I'm trying to understand the Latin square in picture 2.1 of the paper "On Projective Planes of Order Nine" by Marshall Hall, Dean Swift, and Raymond Killgrove (https://www.ams.org/journals/mcom/1959-13-068/S0025-5718-1959-0107208-8/S0025-5718-1959-0107208-8.pdf). This is regarding a plane of order 9 with three pencils of finite lines x=c, y=c, and y=x+c. "Specifically this last pencil may be represented by the Latin square:"

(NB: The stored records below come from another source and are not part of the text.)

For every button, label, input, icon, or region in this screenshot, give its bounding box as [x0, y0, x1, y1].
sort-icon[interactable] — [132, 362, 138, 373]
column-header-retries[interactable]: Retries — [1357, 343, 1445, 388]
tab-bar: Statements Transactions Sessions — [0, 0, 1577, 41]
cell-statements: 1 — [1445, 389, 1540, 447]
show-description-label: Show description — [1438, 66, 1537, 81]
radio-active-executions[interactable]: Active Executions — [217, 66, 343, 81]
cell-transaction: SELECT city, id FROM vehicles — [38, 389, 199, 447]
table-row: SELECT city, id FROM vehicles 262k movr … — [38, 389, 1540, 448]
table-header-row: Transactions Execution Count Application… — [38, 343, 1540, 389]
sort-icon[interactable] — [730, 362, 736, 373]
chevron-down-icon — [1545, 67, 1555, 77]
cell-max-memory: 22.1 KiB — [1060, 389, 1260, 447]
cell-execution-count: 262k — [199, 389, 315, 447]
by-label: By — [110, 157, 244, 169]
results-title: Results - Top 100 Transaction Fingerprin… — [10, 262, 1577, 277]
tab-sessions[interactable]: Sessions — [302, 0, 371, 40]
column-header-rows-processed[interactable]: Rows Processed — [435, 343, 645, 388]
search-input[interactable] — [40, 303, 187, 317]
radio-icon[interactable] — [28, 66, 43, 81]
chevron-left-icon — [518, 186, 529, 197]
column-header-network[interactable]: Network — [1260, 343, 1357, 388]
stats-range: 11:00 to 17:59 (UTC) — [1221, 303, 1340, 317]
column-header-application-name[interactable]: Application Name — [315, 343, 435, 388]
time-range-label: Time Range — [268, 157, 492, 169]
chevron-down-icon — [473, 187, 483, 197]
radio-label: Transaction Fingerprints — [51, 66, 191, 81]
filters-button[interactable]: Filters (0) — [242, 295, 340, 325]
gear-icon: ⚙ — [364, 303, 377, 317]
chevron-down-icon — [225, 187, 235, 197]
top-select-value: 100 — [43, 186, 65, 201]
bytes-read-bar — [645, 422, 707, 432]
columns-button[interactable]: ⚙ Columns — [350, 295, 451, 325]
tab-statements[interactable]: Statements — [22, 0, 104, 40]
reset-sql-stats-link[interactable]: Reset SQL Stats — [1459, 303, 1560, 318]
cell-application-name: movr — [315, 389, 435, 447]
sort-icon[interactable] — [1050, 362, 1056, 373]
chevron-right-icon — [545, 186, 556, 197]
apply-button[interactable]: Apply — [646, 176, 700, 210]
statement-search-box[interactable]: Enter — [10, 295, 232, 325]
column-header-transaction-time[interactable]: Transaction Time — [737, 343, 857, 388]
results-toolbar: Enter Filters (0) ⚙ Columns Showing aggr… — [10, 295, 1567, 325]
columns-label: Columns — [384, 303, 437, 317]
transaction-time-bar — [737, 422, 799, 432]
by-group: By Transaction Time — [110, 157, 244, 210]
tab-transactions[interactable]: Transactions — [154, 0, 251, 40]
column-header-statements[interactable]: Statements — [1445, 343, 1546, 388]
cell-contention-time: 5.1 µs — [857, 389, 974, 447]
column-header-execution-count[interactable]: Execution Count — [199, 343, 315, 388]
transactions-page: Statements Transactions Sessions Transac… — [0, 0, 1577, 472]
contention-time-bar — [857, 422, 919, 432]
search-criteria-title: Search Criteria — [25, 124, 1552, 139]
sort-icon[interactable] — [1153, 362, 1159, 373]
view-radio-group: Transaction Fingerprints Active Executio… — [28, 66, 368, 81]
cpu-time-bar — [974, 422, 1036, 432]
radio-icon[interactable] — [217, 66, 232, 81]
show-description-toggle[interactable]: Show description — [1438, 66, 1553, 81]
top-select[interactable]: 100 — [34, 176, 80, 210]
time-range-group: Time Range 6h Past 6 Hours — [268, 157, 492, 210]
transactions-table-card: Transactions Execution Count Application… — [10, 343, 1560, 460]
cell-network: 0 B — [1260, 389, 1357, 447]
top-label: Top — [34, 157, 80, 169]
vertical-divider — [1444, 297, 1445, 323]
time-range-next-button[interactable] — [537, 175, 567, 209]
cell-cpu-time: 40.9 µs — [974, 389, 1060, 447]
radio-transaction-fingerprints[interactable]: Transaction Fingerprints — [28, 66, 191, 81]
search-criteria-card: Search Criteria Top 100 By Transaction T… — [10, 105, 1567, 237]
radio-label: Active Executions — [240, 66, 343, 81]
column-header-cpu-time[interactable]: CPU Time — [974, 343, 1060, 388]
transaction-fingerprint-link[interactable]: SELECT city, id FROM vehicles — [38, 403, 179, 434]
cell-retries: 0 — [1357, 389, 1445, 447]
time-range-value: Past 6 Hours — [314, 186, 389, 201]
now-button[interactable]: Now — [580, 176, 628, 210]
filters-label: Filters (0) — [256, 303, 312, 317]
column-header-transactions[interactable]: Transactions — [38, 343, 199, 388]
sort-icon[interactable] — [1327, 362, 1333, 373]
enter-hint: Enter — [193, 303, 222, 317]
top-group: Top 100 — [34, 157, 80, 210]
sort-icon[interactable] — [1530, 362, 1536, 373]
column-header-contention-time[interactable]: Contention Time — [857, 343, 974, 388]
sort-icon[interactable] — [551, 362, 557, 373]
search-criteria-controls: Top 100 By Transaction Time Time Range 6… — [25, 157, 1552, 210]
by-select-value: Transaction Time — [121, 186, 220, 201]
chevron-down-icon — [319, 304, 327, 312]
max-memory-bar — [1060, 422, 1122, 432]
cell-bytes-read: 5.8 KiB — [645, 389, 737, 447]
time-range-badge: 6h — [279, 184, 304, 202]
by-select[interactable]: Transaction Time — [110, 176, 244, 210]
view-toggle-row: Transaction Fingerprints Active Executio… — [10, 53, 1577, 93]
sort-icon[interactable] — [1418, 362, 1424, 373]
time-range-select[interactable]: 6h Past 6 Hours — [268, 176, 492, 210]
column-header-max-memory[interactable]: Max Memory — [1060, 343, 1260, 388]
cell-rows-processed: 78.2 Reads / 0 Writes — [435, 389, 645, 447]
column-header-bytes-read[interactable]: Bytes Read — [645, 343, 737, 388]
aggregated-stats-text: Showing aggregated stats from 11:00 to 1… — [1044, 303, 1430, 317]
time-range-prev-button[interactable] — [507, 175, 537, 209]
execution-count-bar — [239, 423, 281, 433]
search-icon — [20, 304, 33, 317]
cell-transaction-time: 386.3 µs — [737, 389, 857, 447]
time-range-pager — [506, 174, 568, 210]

$\begin{matrix}0&1&2&3&4&5&6&7&8 \\ 1&2&0&4&5&3&7&8&6 \\ 2&0&1&5&3&4&8&6&7 \\ 3&4&5&6&7&8&0&1&2 \\ 4&5&3&7&8&6&1&2&0 \\ 5&3&4&8&6&7&2&0&1 \\ 6&7&8&0&1&2&3&4&5 \\ 7&8&6&1&2&0&4&5&3 \\ 8&6&7&2&0&1&5&3&4 \\ \end{matrix}$
The rows represent permutations of $S_9$ and are understood as lines with 9 finite points.
I can't for the life of me figure out the operation (possibly ternary) of this "elementary abelian group." Any insights would be appreciated!